Marqué par les conflits qui ont frappé son pays, Nadim Karam, un artiste libanais qui a fait des ruines un matériau d’expression. En transformant les débris de la guerre en œuvres d’art, il convertit la violence en un langage esthétique, où la beauté devient un acte d’endurance.
Son œuvre porte les traces de l’histoire de son pays. Là où d’autres voient des fragments brisés, il voit une possibilité de renaissance. Dans ses installations monumentales, il parvient à transformer les débris de la guerre en œuvres créatives, donnant une seconde vie à la matière détruite par les conflits.

Pour l’artiste, cette démarche n’est pas seulement esthétique : c’est une réponse intime à la violence. Son geste poétique fait de la laideur une forme de beauté, et de l’endurance un moteur de création. Chaque pièce devient une métaphore de résistance, où ce qui fut souffrance se transmue en symbole d’espoir.
Le lotus, symbole central du projet, n’a pas été choisi au hasard. Fleur sacrée en Orient.
Inspiré par les paysages désertiques et les fleurs de lotus, Nadim Karam explore le cycle de transformation : la fleur naît dans la boue, se ferme, puis s’ouvre sous le soleil. Cette image guide son travail. À travers elle, l’artiste affirme que la beauté peut surgir des environnements les plus hostiles, comme un acte de défi face à la destruction.
Quant à la collecte des matériaux, il est au cœur de sa démarche. Pendant une année entière, l’artiste a rassemblé des fragments venus de plusieurs lieux. À AlUla, en Arabie saoudite, il a récupéré les métaux issus d’un projet artistique précédent, les conservant comme un trésor de matière brute. À Beyrouth, il a collecté les débris laissés par les explosions et les destructions, les transportant jusqu’à son atelier.
Ces éléments hétérogènes, chargés d’histoire et de mémoire, deviennent pour lui un alphabet sculptural. « Transformer ce qui est destruction en création est essentiel », explique-t-il. « Le faire avec une fleur, c’est très symbolique : c’est un acte de résistance. »
La série « Fleurs du désert » se compose de trois sculptures surgissant du sable, semblables à des lotus épanouis dans le paysage désertique, à proximité des pyramides de Guizeh. Chaque fleur renferme un cœur rempli d’histoires cachées et non racontées, façonné à partir de ferraille, tandis que ses pétales portent des motifs gravés, inspirés des œuvres précédentes de l’artiste Karam, recyclées et préservées. Cette installation reflète la manière dont l’histoire, le lieu et le temps tissent des récits mêlant le visible et l’invisible.

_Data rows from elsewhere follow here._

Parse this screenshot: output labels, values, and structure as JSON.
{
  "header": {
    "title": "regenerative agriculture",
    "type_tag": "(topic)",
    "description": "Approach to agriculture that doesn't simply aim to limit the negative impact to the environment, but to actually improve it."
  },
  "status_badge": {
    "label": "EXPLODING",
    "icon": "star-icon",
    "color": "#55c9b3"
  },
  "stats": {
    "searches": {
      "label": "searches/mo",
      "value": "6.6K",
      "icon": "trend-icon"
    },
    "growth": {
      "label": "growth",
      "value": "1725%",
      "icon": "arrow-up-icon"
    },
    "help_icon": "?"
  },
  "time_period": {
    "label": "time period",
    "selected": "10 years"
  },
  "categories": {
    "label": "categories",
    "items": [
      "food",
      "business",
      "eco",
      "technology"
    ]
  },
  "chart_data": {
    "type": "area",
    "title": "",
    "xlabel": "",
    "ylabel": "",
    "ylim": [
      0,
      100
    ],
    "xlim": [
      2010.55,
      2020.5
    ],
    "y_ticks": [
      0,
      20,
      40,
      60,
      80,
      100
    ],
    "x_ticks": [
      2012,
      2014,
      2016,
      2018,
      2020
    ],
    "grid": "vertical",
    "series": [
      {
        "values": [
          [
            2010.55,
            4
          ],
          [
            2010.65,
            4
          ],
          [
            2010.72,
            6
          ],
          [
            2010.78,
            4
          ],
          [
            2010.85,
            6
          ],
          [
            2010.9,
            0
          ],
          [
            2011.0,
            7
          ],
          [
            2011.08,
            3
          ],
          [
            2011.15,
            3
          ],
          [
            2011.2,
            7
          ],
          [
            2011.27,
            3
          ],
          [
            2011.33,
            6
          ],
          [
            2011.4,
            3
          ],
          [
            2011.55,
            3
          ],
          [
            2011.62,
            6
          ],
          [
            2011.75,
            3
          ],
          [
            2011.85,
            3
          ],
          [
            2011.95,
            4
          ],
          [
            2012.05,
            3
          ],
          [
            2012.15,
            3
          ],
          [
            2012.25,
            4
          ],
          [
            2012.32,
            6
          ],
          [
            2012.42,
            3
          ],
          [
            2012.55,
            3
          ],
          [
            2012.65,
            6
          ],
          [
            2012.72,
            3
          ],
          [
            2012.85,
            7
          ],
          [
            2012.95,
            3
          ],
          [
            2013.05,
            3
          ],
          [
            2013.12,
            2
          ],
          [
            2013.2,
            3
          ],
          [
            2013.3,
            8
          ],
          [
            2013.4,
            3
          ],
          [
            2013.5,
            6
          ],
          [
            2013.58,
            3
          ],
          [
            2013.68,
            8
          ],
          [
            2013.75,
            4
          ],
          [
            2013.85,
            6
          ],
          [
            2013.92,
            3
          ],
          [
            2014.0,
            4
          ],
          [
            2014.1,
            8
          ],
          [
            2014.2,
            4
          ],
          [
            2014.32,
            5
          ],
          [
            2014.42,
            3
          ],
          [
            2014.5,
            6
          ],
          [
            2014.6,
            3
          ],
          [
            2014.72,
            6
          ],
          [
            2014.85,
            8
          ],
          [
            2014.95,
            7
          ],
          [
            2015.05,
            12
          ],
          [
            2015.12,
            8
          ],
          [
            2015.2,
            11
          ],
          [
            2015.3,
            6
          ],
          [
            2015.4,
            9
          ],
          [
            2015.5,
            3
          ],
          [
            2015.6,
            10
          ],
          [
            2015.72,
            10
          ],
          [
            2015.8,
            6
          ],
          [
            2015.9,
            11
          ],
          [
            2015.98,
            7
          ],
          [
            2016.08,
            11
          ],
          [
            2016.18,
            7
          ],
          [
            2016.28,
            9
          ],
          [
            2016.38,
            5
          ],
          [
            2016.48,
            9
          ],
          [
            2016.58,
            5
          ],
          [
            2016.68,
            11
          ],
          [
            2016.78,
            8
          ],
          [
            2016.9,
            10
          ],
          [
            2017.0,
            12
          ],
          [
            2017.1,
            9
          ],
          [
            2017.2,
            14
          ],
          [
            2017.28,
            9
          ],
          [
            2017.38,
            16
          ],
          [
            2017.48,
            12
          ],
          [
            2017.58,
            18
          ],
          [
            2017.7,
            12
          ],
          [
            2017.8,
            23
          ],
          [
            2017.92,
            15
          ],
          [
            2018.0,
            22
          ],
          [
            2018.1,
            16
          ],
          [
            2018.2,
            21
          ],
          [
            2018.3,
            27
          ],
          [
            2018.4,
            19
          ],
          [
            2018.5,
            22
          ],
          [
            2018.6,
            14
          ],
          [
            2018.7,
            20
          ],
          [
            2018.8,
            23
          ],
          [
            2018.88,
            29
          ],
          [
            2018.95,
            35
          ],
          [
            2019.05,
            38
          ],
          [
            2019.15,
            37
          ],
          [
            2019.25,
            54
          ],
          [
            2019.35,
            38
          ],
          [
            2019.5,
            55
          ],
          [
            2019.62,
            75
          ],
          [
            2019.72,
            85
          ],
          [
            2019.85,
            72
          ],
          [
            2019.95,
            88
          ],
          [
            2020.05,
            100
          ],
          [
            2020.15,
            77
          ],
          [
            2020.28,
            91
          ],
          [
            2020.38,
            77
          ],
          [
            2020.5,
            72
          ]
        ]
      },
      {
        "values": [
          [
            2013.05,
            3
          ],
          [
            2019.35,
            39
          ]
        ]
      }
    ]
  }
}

Le lotus est un symbole puissant de naissance, de soleil et de création dans l’Égypte ancienne. Bien que très présent dans le passé, il a aujourd’hui disparu de son environnement naturel. Les trois sculptures racontent visuellement l’éclosion du lotus : la première, « Nouvelle naissance », conserve sa matière brute et rugueuse ; la deuxième, « Soleil », commence à s’épanouir ; la troisième, « Création », s’ouvre pleinement.
Cette installation, inspirée par l’histoire millénaire de l’Égypte et celle du monde, fait coexister récits officiels et voix inaudibles. Si l’on s’approche de la série comme d’une pierre gravée d’idées égyptiennes, de nombreuses histoires restent absentes, présentes dans les fragments oubliés et les matériaux abandonnés, symboles des idées et de l’histoire négligées. « Fleurs du désert » transforme ces fragments en symboles de résilience, suggérant que les voix contemporaines peuvent réveiller les strates historiques accumulées et redonner vie à la mémoire perdue du lieu.
En détournant les matériaux du chaos, Nadim Karam construit un langage qui appartient à la fois à la mémoire et à l’avenir. Avec « Les Fleurs du désert », l’artiste propose un récit visuel où la fragilité se transforme en force. Les lotus de métal, dressés devant les pyramides, rappellent que la beauté peut surgir des environnements les plus hostiles — et que l’art demeure un territoire de résistance, lorsque tout semble brisé.